Le Tribunal de première instance de Mahdia a rendu le 28 mars dernier un jugement qui fait polémique sur les réseaux sociaux et met en émoi une partie de la société civile. Deux hommes y sont condamnés chacun à 7 ans et 6 mois de prison ferme et 1200 dinars d’amende (600 euros), après que des locaux aient alerté les pouvoirs publics sur la diffusion par les deux accusés d’un texte jugé blasphématoire sur l’islam.
Jabeur Mejri et Ghazi Béji ont fait l’objet d’une plainte collective déposée par des habitants de la petite ville côtière de Mahdia le 2 mars 2012. Motif, ils ont diffusé dans les réseaux sociaux des écrits que le procès-verbal décrit comme portant « atteinte à l’ordre public », « transgressant la morale », et causant « préjudice à un tiers », tel que le stipule une copie du document original du jugement que nous avons pu nous procurer (voir traduction française).
Le premier a fait l’objet d’une comparution immédiate, tandis que le deuxième est en fuite. Cela avait été annoncé discrètement par Shems FM en début de semaine, puis silence radio dans les médias, mis à part quelques blogs tunisiens et marocains qui ont traité de l’affaire.
Une sanction déguisée de l’apostasie ?
Les chefs d’accusation étant plutôt vagues et la sanction paraissant démesurée et particulièrement sévère, nous avons mené l’enquête pour en savoir plus.
Nous apprenons auprès de la communauté athée tunisienne que l’écrit incriminé s’intitule « L’illusion de l’islam » et que son auteur est l’un des deux prévenus qui le signe de son nom : Ghazi Béji.
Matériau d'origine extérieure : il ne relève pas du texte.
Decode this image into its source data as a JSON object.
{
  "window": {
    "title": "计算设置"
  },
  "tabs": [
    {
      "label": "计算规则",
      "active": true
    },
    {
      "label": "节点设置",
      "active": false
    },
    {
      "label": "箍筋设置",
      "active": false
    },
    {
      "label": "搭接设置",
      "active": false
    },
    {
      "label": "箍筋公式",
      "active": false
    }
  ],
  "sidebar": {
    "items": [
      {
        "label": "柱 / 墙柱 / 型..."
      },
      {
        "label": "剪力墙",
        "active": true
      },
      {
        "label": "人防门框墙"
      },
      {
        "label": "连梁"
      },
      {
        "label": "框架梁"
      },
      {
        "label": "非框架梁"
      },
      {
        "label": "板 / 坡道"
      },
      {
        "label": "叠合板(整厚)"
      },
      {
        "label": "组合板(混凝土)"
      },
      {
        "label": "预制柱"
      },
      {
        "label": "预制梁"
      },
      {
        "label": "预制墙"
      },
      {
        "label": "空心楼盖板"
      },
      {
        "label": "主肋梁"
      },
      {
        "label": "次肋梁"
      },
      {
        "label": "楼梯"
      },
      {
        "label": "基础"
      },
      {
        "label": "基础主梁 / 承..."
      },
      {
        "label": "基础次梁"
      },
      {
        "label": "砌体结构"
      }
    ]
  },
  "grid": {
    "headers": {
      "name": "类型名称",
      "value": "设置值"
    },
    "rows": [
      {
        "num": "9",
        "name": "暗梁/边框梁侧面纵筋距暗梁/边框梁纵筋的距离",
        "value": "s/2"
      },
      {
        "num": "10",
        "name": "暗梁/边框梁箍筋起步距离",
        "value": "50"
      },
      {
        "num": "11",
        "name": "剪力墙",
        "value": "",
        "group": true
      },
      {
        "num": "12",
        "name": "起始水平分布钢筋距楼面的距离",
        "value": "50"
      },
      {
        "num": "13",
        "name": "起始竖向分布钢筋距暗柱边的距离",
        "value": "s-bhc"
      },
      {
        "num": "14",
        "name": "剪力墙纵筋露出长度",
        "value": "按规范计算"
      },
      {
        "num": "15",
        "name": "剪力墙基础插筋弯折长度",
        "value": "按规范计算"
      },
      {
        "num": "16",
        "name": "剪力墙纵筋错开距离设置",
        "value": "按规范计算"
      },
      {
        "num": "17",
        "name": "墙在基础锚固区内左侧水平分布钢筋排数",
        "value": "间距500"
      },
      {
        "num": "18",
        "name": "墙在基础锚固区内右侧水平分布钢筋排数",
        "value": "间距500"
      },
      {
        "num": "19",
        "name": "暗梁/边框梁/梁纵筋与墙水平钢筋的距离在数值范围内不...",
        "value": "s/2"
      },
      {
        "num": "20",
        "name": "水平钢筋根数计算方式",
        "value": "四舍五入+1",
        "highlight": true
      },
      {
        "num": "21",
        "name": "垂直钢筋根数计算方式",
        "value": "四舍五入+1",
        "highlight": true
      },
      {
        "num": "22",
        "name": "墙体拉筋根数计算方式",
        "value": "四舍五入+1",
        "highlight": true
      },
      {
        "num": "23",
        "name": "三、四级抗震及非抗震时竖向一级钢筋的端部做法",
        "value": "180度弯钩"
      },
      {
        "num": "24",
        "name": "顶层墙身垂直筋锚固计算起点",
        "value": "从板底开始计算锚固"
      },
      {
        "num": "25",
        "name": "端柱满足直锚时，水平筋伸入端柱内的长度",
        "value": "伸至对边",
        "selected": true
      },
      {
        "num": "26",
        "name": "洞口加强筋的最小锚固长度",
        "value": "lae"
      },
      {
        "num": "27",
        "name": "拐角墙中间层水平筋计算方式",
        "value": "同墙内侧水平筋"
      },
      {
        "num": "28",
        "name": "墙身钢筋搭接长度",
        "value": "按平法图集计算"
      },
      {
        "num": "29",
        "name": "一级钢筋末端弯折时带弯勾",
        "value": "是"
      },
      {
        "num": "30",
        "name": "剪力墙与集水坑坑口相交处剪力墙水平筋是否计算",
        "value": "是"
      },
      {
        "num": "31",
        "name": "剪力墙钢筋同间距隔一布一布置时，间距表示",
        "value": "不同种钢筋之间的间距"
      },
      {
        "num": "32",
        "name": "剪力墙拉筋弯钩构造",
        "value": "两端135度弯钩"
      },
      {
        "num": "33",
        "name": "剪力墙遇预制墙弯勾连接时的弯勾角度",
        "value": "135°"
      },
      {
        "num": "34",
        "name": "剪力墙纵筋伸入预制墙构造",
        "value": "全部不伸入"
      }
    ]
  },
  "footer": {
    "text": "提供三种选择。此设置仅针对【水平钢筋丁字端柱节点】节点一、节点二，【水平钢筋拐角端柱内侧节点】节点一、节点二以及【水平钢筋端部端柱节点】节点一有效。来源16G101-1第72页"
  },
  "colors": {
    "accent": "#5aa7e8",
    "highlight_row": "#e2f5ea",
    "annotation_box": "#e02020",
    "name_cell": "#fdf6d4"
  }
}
Pour eux, la sanction a été pensée pour être exemplaire à l’égard de l’athéisme.
Par solidarité, plusieurs membres de la communauté diffusent à leur tour sur Facebook le document au format « pdf ». Il s’agit d’un petit roman satirique et potache, contenant notamment des caricatures du prophète.
Réaction prompte de la société civile
Très réactive, la Ligue des Humanistes Tunisiens est la première à réagir publiquement sur sa page officielle, en dénonçant le retour des procès politiques sous couvert de défense du sacré. Elle met en rapport le jugement avec le récent procès du Saoudien Hamza Kashghari suite à un tweet, et fait valoir que la diffusion s’est faite sur un espace privé.
Des sources proches du dossier nous indiquent que RSF, Human Rights Watch, Index on Censorship ainsi que divers médias occidentaux ont été alertés.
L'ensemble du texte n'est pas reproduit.